IV- Não tendo o terceiro, após ter sido notificado para o efeito, procedido à junção da declaração de sub-rogação emitida pela Autoridade Tributária, deverá ser indeferida a intervenção. 
Decisão Texto Parcial:
Decisão Texto Integral: Acordam as Juízas na Secção do Comércio do Tribunal da Relação de Lisboa:

I-RELATÓRIO
Em 21/1/2016 o N…, S.A., requereu a Insolvência de I…, S.A., pessoa colectiva n.º …, com sede na Rua …, tendo, após audiência final, sido proferida sentença, em 20/6/2016, a declarar a insolvência da requerida.
Da relação de créditos elaborada pelo Administrador da Insolvência nos termos do disposto no artº 129º do CIRE constam, entre outros, os seguintes créditos da Fazenda Pública:
- 3.292,95 € relativo a IMI, incluindo juros;
- 1.241,48 € relativo a IMT, incluindo juros;
- 1,864,18 € relativo a  IVA, incluindo juros;
- 3.662,50 € relativo a IRC, incluindo juros e
- 62,363,34 € IMT, IUC, IVA, IRC, IMI, Custas e Coimas, incluindo igualmente juros.
Em 23/01/2020, O Estado Português (Administração Tributária), juntou aos autos de insolvência requerimento com o seguinte teor:
“1º
Segundo informação prestada pela DSGCT, a insolvente já liquidou integralmente todos os créditos tributários reclamados no processo de insolvência. (doc. único)
2.º
Significa isto, portanto, que a Administração Tributária deixou de possui interesse e, inclusivamente, deixou de possuir legitimidade processual para votar o plano de insolvência proposto”.
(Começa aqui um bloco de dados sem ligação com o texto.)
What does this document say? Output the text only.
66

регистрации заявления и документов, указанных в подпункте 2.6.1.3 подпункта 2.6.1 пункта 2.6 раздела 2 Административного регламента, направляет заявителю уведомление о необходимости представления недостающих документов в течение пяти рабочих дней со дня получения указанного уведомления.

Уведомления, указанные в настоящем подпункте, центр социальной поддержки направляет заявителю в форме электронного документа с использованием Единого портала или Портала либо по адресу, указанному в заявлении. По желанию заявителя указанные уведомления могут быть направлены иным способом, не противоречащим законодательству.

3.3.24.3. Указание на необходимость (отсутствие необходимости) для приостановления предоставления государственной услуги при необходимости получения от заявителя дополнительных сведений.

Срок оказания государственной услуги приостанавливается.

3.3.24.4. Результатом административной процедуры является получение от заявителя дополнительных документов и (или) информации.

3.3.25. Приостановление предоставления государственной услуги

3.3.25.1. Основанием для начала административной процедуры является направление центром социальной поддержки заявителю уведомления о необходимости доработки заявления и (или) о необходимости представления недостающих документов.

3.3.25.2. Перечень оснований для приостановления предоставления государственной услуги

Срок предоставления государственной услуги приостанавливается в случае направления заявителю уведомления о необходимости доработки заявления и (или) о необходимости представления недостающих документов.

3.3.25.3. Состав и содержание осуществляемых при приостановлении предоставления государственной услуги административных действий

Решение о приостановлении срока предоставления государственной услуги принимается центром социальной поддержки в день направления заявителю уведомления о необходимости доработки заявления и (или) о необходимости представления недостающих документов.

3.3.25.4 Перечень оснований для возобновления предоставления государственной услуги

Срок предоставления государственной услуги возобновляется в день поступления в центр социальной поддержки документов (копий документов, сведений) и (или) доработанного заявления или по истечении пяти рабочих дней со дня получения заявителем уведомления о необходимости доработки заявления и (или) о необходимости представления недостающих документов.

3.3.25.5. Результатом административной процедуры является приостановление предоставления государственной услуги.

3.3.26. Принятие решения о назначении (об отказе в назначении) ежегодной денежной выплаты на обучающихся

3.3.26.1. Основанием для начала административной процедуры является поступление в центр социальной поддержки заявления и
Com este requerimento foi junto um ofício emitido pela Autoridade Tributária em 22/01/2020 e dirigido ao Ministério Público, com o seguinte teor:
“(…)
Assunto: Insolvencia nº …, – I…, S.A. (…)
Relativamente ao processo em epígrafe (…), informa-se que face aos elementos disponíveis no sistema informático da Autoridade Tributária e Aduaneira (AT) o contribuinte tem a sua situação regularizada, tendo procedido ao pagamento integral da dívida reclamada.
(…)”
Em 30/01/2020, a apelante apresentou nos autos de insolvência requerimento com o seguinte teor:
“M…, interveniente nos autos acima referenciados, vem requerer a junção aos autos do documento comprovativo do pagamento, por si efectuado, das dívidas à AT da sociedade insolvente I…, S.A.”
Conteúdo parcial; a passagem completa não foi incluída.